Thursday, March 05, 2009

The Evils of Encoding Meaning Into Data

About a year ago I worked on collating and transforming data from an application so that it could be imported into another app. I've performed this exercise a number of times in the past 20 or so years, and while it is never boring, it is sometimes quite challenging.

Oft times when trying to make the data suitable for inclusion in the new applications, I ask my self "What were they thinking?"

I will leave the answer to that up to your imagination, as my answers to that particular question are not always complimentary.

One of the problems run into is when the data modeler and database designer chose to allow data with encoded special meanings.

In other words, there is key data in the database, the meaning of which can only be ascertained by asking someone that knows, or finding it in the documentation (Is there documentation?)

The example I will use is a real one I ran into.

Given a table containing projects, and revisions of those projects that are indicated as such by a revision "number".

A sensible series of revision numbers might be a numeric range beginning with 1, or even an alpha range beginning with 'A', or even a combination thereof.

Personally, I prefer the unambiguous nature of an ascending numeric range. 2 is always greater than 1. There is no case involved as there would be with an alpha range.

Which is greater, "a1" or "A1"? You know how this will sort in the database, but will it be what the users expect?

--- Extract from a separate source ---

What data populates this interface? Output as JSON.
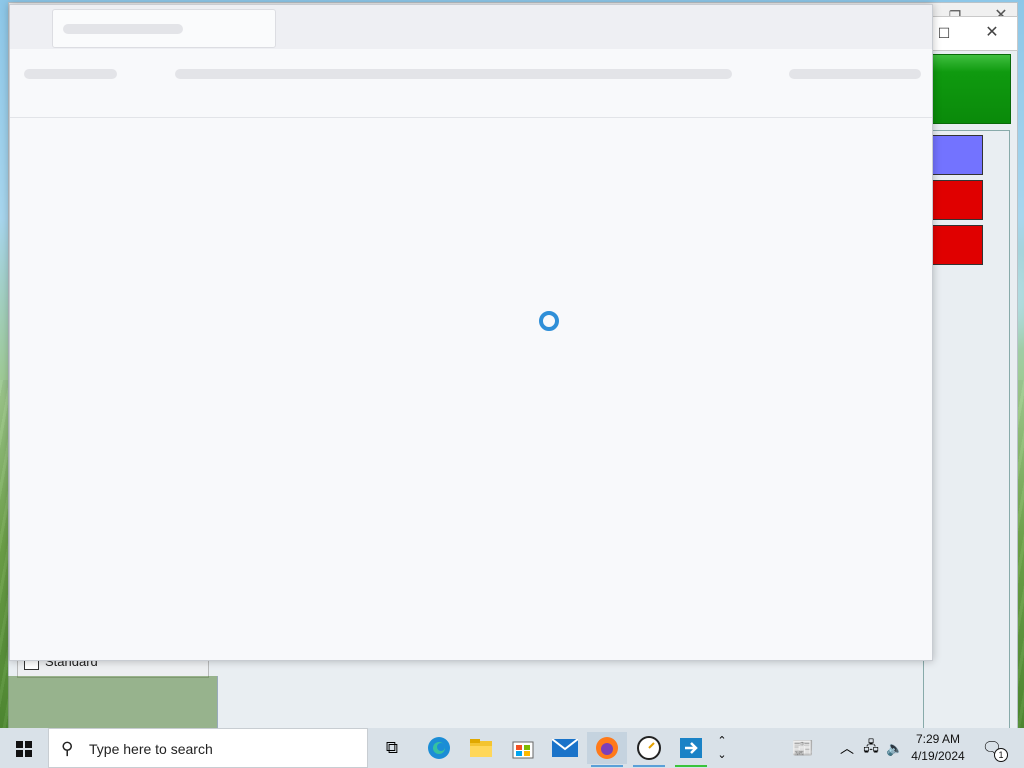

While a numeric range would have been preferable, the data I was given to work with used a range of revision "numbers" that was numeric and alpha, with a numeric value being regarding as greater than the "numeric" value. The "numeric" is in quotes, as this obviously must be stored as a string, and in this case with a leading zero.

Given this rule, a project with revisions of A,B,C,D,01,02 would have a most recent revision of "02". This is not the way it works in the standard collating order in the database.

11:34:03 SQL> create table rev (version varchar2(2));

Table created.

11:34:03 SQL>
11:34:03 SQL> insert into rev values('A');
11:34:03 SQL> insert into rev values('B');
11:34:03 SQL> insert into rev values('C');
11:34:03 SQL> insert into rev values('01');
11:34:03 SQL> insert into rev values('02');
11:34:03 SQL>
11:34:03 SQL> select * from rev order by version;

VE
--
01
02
A
B
C

5 rows selected.

In a perfect world, the data modeler or data architect would work with the users to create a reasonable versioning method. In this case however there is no choice but to work with what I was given.

From the data provided, only the most recent version was to be included in the imported data.
With a versioning system that doesn't follow the normal collating order, this requires some code to determine what is really the greatest version.

If you know a method to accomplish this in straight SQL, please feel free to post it. I could not think of a pure SQL solution.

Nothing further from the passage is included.